EDITOR'S NOTE: See http://www.lowfatlinux.com


Posted by:

paul
25 Nov 2008

thanks it could not easier to do.


Posted by:

Shakermaker
04 Feb 2009

I recently discovered VirtualBox by Sun Microsystems (free download!) and took Linux plunge. I've always been curious about the OS, however I was a little reluctant about installing it on my Mac. Partitioning confused me, and the LiveCD version of Ubuntu 8.04 was just too slow. So yesterday (while snowed in) I tinkered around with VirtualBox(VB) and I'm delighted to say that its installation was a snap. I was quickly guided through a Virtual Machine (VM) set-up and then installed Ubuntu 8.04 on it. The manual for VB is well laid out and answered most of my questions about the set-up. The sweet thing about using VB is that you don't have to re-boot your computer each time you want to use a particular OS. I'm quite proud of myself and I'm looking forward to exploring Linux. I feel like such a geek ;).

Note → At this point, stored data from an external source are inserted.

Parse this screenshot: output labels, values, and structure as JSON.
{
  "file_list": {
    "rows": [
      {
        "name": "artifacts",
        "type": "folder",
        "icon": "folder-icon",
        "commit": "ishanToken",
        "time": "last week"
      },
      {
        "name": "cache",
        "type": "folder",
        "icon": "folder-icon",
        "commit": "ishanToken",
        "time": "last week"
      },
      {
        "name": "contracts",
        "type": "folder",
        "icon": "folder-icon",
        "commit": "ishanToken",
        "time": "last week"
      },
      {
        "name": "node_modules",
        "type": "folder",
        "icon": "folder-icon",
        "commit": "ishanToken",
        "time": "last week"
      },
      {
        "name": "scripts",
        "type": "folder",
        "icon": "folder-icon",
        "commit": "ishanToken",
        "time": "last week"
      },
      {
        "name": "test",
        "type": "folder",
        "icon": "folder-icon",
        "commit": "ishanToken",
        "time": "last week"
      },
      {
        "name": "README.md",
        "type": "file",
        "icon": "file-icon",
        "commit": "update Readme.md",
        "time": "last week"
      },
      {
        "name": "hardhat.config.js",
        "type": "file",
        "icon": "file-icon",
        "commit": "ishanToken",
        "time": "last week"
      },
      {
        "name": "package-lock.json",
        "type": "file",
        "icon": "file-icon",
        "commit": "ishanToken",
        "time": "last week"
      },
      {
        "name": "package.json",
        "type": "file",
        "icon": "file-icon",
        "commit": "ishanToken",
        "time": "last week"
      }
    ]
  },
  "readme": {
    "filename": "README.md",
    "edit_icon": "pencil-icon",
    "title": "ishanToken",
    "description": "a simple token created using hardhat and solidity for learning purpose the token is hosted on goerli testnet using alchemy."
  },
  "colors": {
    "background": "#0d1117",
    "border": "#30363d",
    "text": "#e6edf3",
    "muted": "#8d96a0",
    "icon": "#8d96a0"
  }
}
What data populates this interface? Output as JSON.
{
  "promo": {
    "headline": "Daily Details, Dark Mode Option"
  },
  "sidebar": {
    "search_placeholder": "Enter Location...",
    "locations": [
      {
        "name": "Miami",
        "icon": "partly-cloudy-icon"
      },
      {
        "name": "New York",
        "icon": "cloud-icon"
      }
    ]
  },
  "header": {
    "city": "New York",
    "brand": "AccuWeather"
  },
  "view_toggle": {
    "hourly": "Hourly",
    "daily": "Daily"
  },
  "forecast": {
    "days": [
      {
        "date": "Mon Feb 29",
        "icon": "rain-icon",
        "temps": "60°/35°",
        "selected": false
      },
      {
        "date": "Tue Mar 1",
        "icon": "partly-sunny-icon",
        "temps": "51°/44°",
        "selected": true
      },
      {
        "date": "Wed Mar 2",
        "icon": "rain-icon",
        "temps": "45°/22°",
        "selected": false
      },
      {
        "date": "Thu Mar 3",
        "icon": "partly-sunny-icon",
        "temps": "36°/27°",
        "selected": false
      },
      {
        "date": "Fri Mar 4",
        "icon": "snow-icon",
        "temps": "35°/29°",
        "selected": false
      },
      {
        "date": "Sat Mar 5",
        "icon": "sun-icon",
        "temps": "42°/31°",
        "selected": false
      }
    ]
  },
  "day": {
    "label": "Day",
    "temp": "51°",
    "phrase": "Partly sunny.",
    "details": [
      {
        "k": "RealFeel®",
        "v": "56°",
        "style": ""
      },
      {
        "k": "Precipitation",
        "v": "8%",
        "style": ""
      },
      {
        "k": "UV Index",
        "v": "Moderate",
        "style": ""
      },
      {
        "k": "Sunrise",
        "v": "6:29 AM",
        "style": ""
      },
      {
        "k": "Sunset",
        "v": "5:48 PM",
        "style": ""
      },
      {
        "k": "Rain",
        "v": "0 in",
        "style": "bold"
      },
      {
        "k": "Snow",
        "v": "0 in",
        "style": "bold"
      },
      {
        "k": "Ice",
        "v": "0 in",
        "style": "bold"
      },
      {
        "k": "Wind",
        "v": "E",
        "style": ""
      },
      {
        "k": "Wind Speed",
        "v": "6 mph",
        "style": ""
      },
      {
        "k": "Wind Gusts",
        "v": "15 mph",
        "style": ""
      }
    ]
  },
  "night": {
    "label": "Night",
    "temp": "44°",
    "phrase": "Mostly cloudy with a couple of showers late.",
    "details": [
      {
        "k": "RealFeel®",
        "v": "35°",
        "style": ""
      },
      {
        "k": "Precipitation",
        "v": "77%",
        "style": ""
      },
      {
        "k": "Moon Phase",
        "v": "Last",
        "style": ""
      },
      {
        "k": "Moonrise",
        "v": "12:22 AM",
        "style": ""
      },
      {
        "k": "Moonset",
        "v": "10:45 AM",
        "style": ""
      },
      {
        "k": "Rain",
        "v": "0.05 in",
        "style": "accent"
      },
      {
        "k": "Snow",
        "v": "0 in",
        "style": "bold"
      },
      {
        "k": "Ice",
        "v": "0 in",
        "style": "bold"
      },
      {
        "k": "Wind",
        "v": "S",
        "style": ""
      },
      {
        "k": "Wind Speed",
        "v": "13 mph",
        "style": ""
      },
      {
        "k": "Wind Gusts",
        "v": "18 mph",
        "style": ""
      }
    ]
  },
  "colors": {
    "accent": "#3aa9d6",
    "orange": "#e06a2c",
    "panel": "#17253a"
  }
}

PS...If you intend on trying what I did make sure you install "Guest Additions" on your "guest" OS (ie. the one running on your VM). Otherwise you'll be limited to using the guest OS in a windowed vice full-screen mode.


Posted by:

Claude
23 Feb 2010

Note that "live CDs" can be easily created on USB drives or other memory media which is especially necessary if you own a netbook or light laptop without an optical drive. I have explored over a two dozen varieties of Linux distros on USBs and am usually able to create "persistence" which allows me to save my settings, add software and updates which of course can't be done when you just "pop a CD...into your Windows computer."

I also find that with lightweight distros one often can run Linux from the Pc's own ram with a noticeable increase in speed.